The Democratic Republic of Congo (DRC) recently marked a significant moment in its political history with the inauguration of President Félix Tshisekedi for a second term on January 20, 2024. This grand event took place at the Stade des Martyrs in Kinshasa, witnessed by a crowd of approximately 80,000 people, including over two dozen African leaders, signaling a moment of unity and regional interest.
President Tshisekedi’s re-election, confirmed by the DRC’s Constitutional Court, came after securing 73.34% of the votes, as verified by the Independent National Electoral Commission (CENI). His oath of office was a commitment to the Congolese people, emphasizing his dedication to the nation’s unity, interests, and security. The President pledged to uphold the Constitution and other laws, protect the country’s independence and territorial integrity, and prioritize the general welfare while maintaining peace.

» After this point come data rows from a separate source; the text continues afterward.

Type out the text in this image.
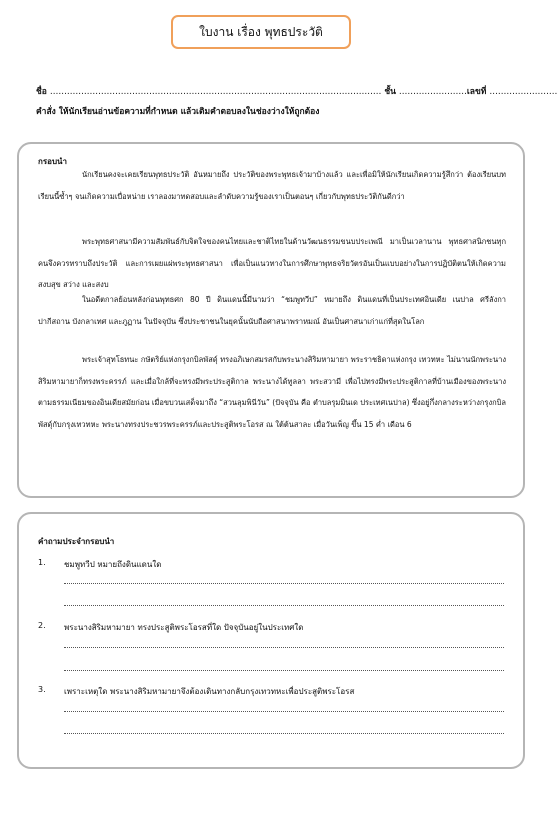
ใบงาน เรื่อง พุทธประวัติ
ชื่อ ……………………………………………………………………………………………………… ชั้น ……………………เลขที่ ……………………
คำสั่ง ให้นักเรียนอ่านข้อความที่กำหนด แล้วเติมคำตอบลงในช่องว่างให้ถูกต้อง
กรอบนำ
นักเรียนคงจะเคยเรียนพุทธประวัติ อันหมายถึง ประวัติของพระพุทธเจ้ามาบ้างแล้ว และเพื่อมิให้นักเรียนเกิดความรู้สึกว่า ต้องเรียนบทเรียนนี้ซ้ำๆ จนเกิดความเบื่อหน่าย เราลองมาทดสอบและลำดับความรู้ของเราเป็นตอนๆ เกี่ยวกับพุทธประวัติกันดีกว่า
พระพุทธศาสนามีความสัมพันธ์กับจิตใจของคนไทยและชาติไทยในด้านวัฒนธรรมขนบประเพณี มาเป็นเวลานาน พุทธศาสนิกชนทุกคนจึงควรทราบถึงประวัติ และการเผยแผ่พระพุทธศาสนา เพื่อเป็นแนวทางในการศึกษาพุทธจริยวัตรอันเป็นแบบอย่างในการปฏิบัติตนให้เกิดความสงบสุข สว่าง และสงบ
ในอดีตกาลย้อนหลังก่อนพุทธศก 80 ปี ดินแดนนี้มีนามว่า “ชมพูทวีป” หมายถึง ดินแดนที่เป็นประเทศอินเดีย เนปาล ศรีลังกา ปากีสถาน บังกลาเทศ และภูฏาน ในปัจจุบัน ซึ่งประชาชนในยุคนั้นนับถือศาสนาพราหมณ์ อันเป็นศาสนาเก่าแก่ที่สุดในโลก
พระเจ้าสุทโธทนะ กษัตริย์แห่งกรุงกบิลพัสดุ์ ทรงอภิเษกสมรสกับพระนางสิริมหามายา พระราชธิดาแห่งกรุง เทวทหะ ไม่นานนักพระนางสิริมหามายาก็ทรงพระครรภ์ และเมื่อใกล้ที่จะทรงมีพระประสูติกาล พระนางได้ทูลลา พระสวามี เพื่อไปทรงมีพระประสูติกาลที่บ้านเมืองของพระนางตามธรรมเนียมของอินเดียสมัยก่อน เมื่อขบวนเสด็จมาถึง “สวนลุมพินีวัน” (ปัจจุบัน คือ ตำบลรุมมินเด ประเทศเนปาล) ซึ่งอยู่กึ่งกลางระหว่างกรุงกบิลพัสดุ์กับกรุงเทวทหะ พระนางทรงประชวรพระครรภ์และประสูติพระโอรส ณ ใต้ต้นสาละ เมื่อวันเพ็ญ ขึ้น 15 ค่ำ เดือน 6
คำถามประจำกรอบนำ
1. ชมพูทวีป หมายถึงดินแดนใด
2. พระนางสิริมหามายา ทรงประสูติพระโอรสที่ใด ปัจจุบันอยู่ในประเทศใด
3. เพราะเหตุใด พระนางสิริมหามายาจึงต้องเดินทางกลับกรุงเทวทหะเพื่อประสูติพระโอรส
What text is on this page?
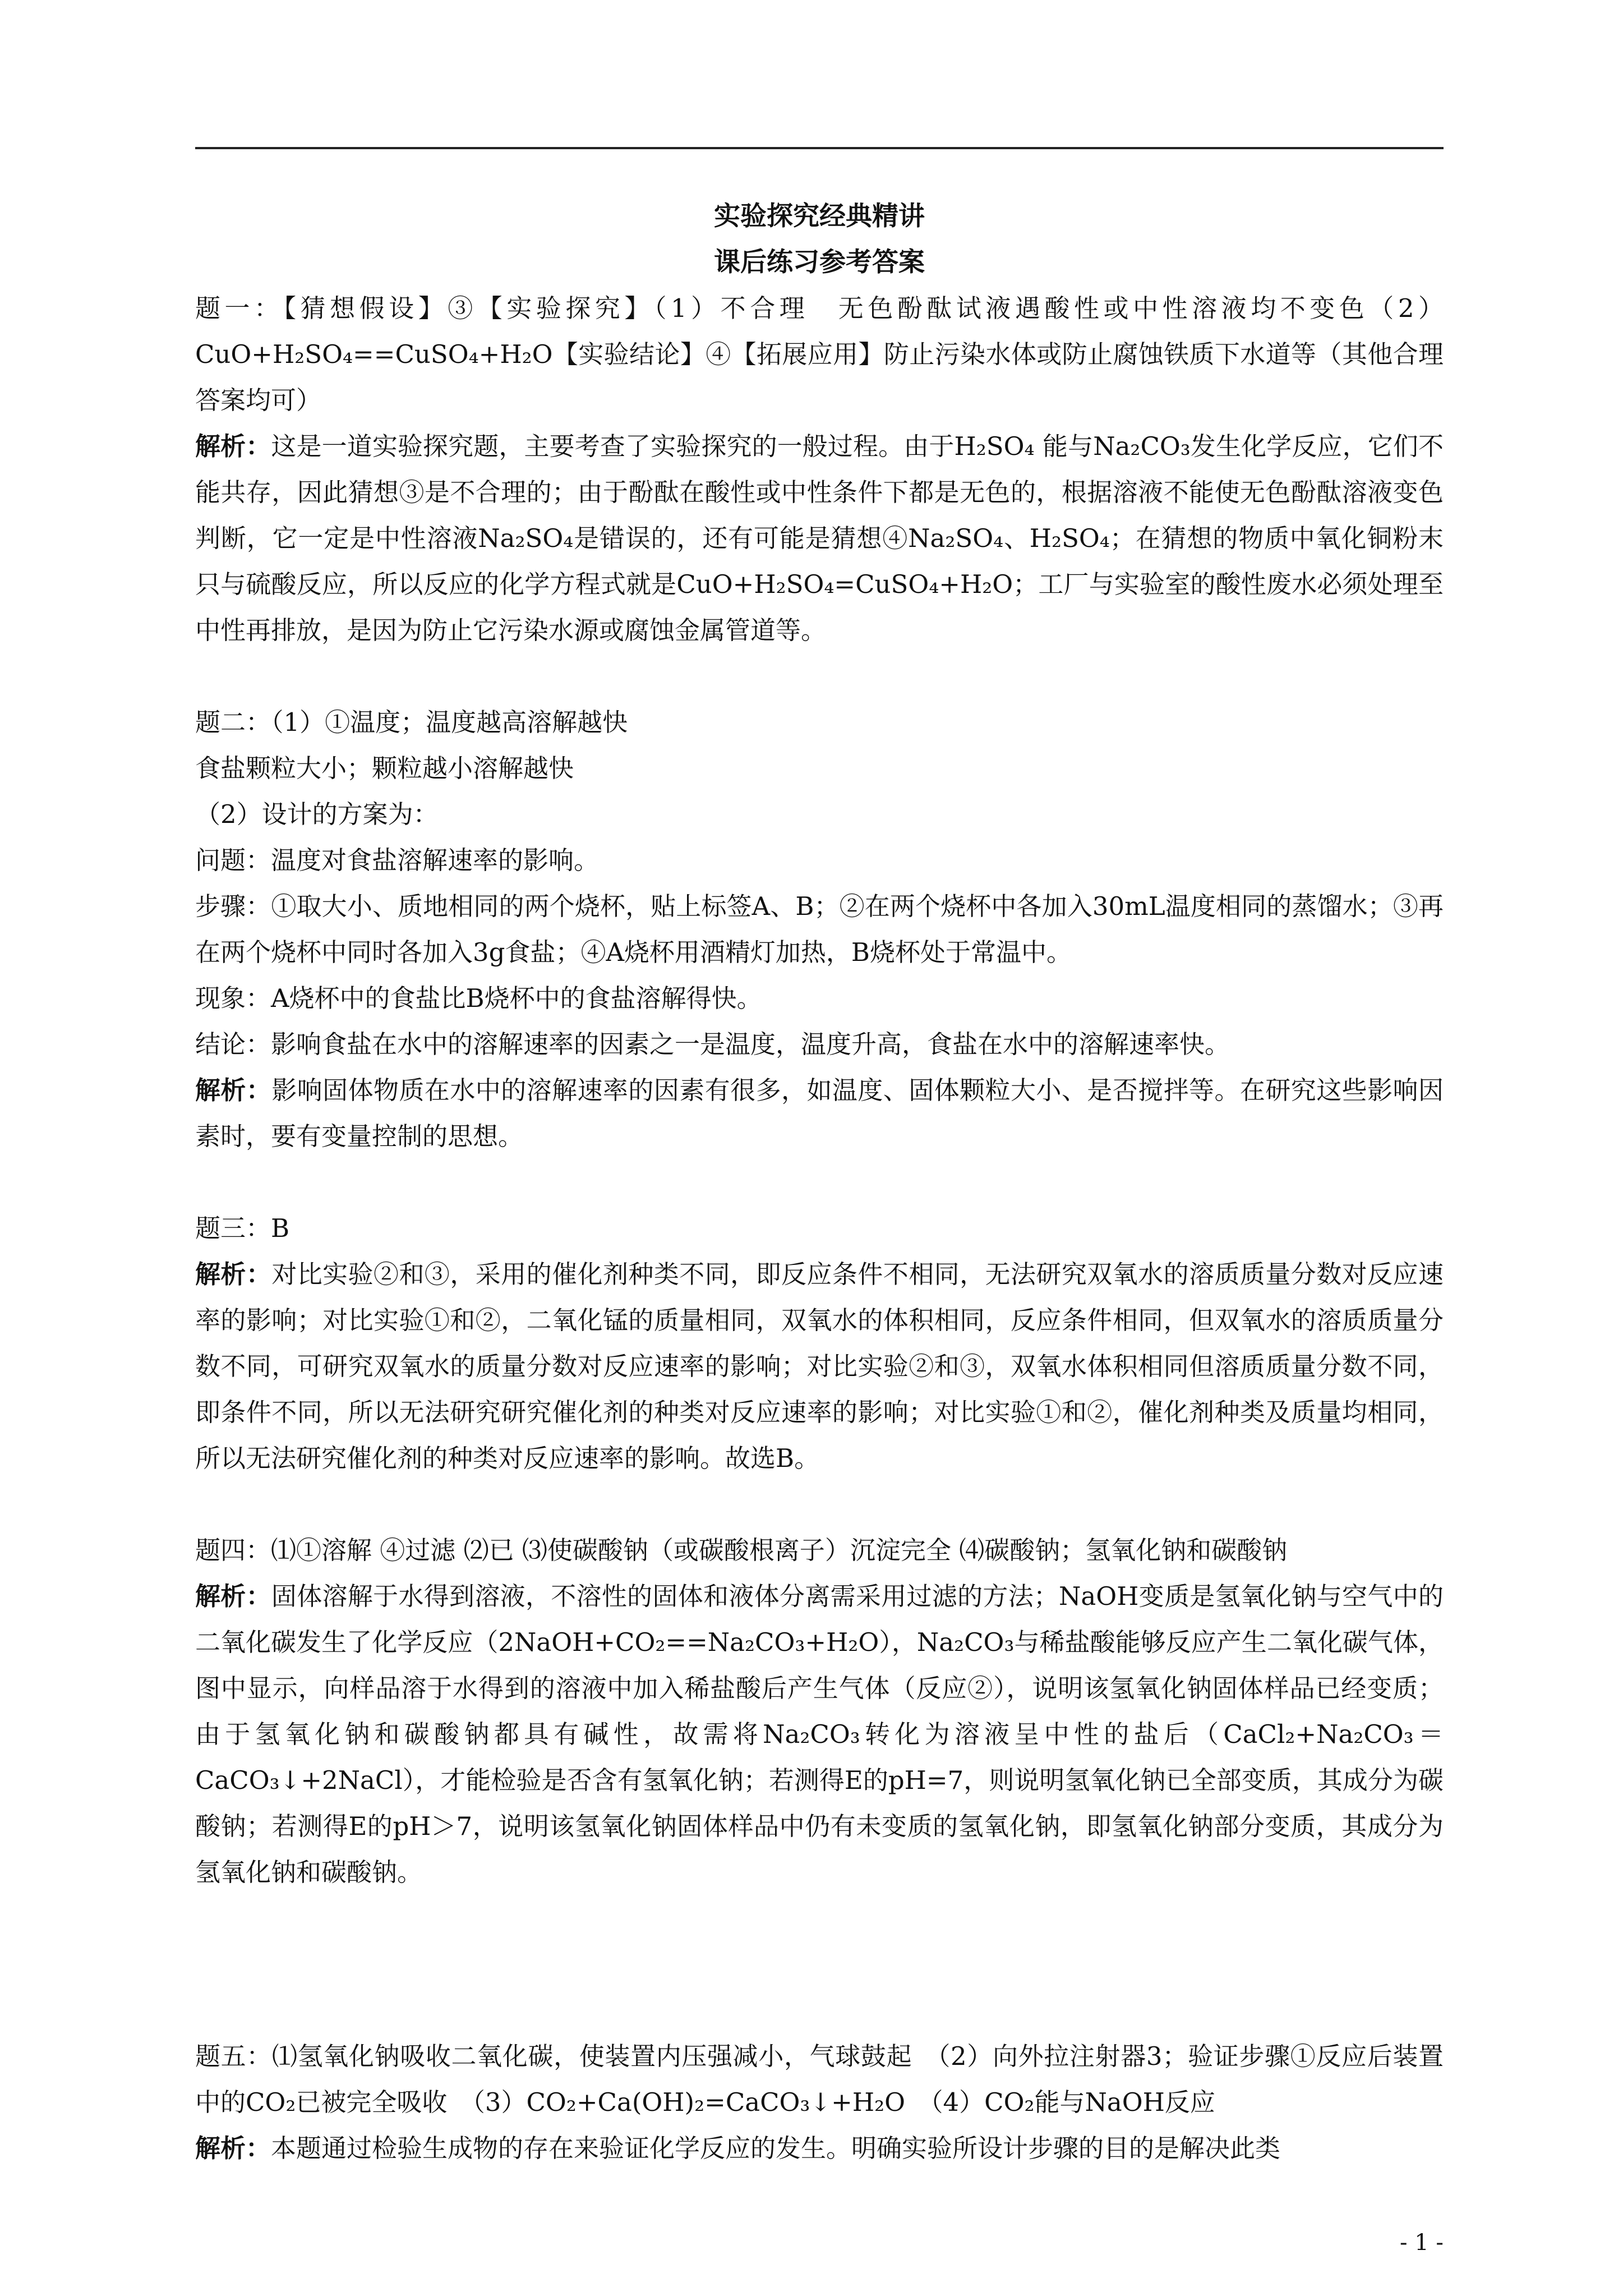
实验探究经典精讲
课后练习参考答案

题一：【猜想假设】③【实验探究】（1）不合理　无色酚酞试液遇酸性或中性溶液均不变色（2）CuO+H₂SO₄==CuSO₄+H₂O【实验结论】④【拓展应用】防止污染水体或防止腐蚀铁质下水道等（其他合理答案均可）

解析：这是一道实验探究题，主要考查了实验探究的一般过程。由于H₂SO₄ 能与Na₂CO₃发生化学反应，它们不能共存，因此猜想③是不合理的；由于酚酞在酸性或中性条件下都是无色的，根据溶液不能使无色酚酞溶液变色判断，它一定是中性溶液Na₂SO₄是错误的，还有可能是猜想④Na₂SO₄、H₂SO₄；在猜想的物质中氧化铜粉末只与硫酸反应，所以反应的化学方程式就是CuO+H₂SO₄=CuSO₄+H₂O；工厂与实验室的酸性废水必须处理至中性再排放，是因为防止它污染水源或腐蚀金属管道等。

题二：（1）①温度；温度越高溶解越快

食盐颗粒大小；颗粒越小溶解越快

（2）设计的方案为：

问题：温度对食盐溶解速率的影响。

步骤：①取大小、质地相同的两个烧杯，贴上标签A、B；②在两个烧杯中各加入30mL温度相同的蒸馏水；③再在两个烧杯中同时各加入3g食盐；④A烧杯用酒精灯加热，B烧杯处于常温中。

现象：A烧杯中的食盐比B烧杯中的食盐溶解得快。

结论：影响食盐在水中的溶解速率的因素之一是温度，温度升高，食盐在水中的溶解速率快。

解析：影响固体物质在水中的溶解速率的因素有很多，如温度、固体颗粒大小、是否搅拌等。在研究这些影响因素时，要有变量控制的思想。

题三：B

解析：对比实验②和③，采用的催化剂种类不同，即反应条件不相同，无法研究双氧水的溶质质量分数对反应速率的影响；对比实验①和②，二氧化锰的质量相同，双氧水的体积相同，反应条件相同，但双氧水的溶质质量分数不同，可研究双氧水的质量分数对反应速率的影响；对比实验②和③，双氧水体积相同但溶质质量分数不同，即条件不同，所以无法研究研究催化剂的种类对反应速率的影响；对比实验①和②，催化剂种类及质量均相同，所以无法研究催化剂的种类对反应速率的影响。故选B。

题四：⑴①溶解 ④过滤 ⑵已 ⑶使碳酸钠（或碳酸根离子）沉淀完全 ⑷碳酸钠；氢氧化钠和碳酸钠

解析：固体溶解于水得到溶液，不溶性的固体和液体分离需采用过滤的方法；NaOH变质是氢氧化钠与空气中的二氧化碳发生了化学反应（2NaOH+CO₂==Na₂CO₃+H₂O），Na₂CO₃与稀盐酸能够反应产生二氧化碳气体，图中显示，向样品溶于水得到的溶液中加入稀盐酸后产生气体（反应②），说明该氢氧化钠固体样品已经变质；由于氢氧化钠和碳酸钠都具有碱性，故需将Na₂CO₃转化为溶液呈中性的盐后（CaCl₂+Na₂CO₃＝CaCO₃↓+2NaCl），才能检验是否含有氢氧化钠；若测得E的pH=7，则说明氢氧化钠已全部变质，其成分为碳酸钠；若测得E的pH＞7，说明该氢氧化钠固体样品中仍有未变质的氢氧化钠，即氢氧化钠部分变质，其成分为氢氧化钠和碳酸钠。

题五：⑴氢氧化钠吸收二氧化碳，使装置内压强减小，气球鼓起　（2）向外拉注射器3；验证步骤①反应后装置中的CO₂已被完全吸收　（3）CO₂+Ca(OH)₂=CaCO₃↓+H₂O　（4）CO₂能与NaOH反应

解析：本题通过检验生成物的存在来验证化学反应的发生。明确实验所设计步骤的目的是解决此类

- 1 -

The inauguration ceremony was not just a formality but a vibrant display of the DRC’s cultural and military heritage. The event featured military honors, troop inspections by the Chief of Staff of the Armed Forces of the DRC, and the transfer of state symbols by the Constitutional Court. The President’s inaugural address laid out his five-year plan, focusing on job creation through entrepreneurship, inflation control, currency stabilization, national security, economic diversification, access to basic services, and public service efficiency. Highlighting his priorities, Tshisekedi stressed on connecting remote areas, agricultural product transformation, and urban sanitation. He also acknowledged the challenges ahead, including security concerns, regional integration, climate change, and destructive ideologies.
The notable absences of Rwandan President Paul Kagame and Ugandan President Yoweri Museveni, due to regional tensions related to accusations of supporting the M23 rebellion, marked the event. However, the presence of the Burundian President, recognized for military assistance to the DRC against M23 and Rwanda Defense Forces, and the South African President, representing a country contributing troops to the SADC’s peace restoration mission, was warmly received.
In his electoral campaign, President Tshisekedi had taken a firm stance against Rwandan President Paul Kagame, controversially comparing him to Adolf Hitler over alleged expansionist ambitions in the DRC. He vowed a similar downfall for Kagame, especially in light of the ongoing conflicts in regions like Bukavu, troubled by armed groups such as the M23, reportedly backed by Kigali. Tshisekedi’s strong rhetoric against the Congo River Alliance, a politico-military movement led by Corneille Naanga in collaboration with M23, highlighted the security threats in the region.
President Tshisekedi’s resolve to defend the DRC against foreign aggression, particularly the Rwandan aggression “under the guise of M23,” showcases his commitment to safeguarding the nation’s rich resources, especially in the eastern region. His assertive stance signals a readiness to confront challenges, affirming that Rwanda could be impacted without deploying ground troops in case of skirmishes by the Congo River Alliance.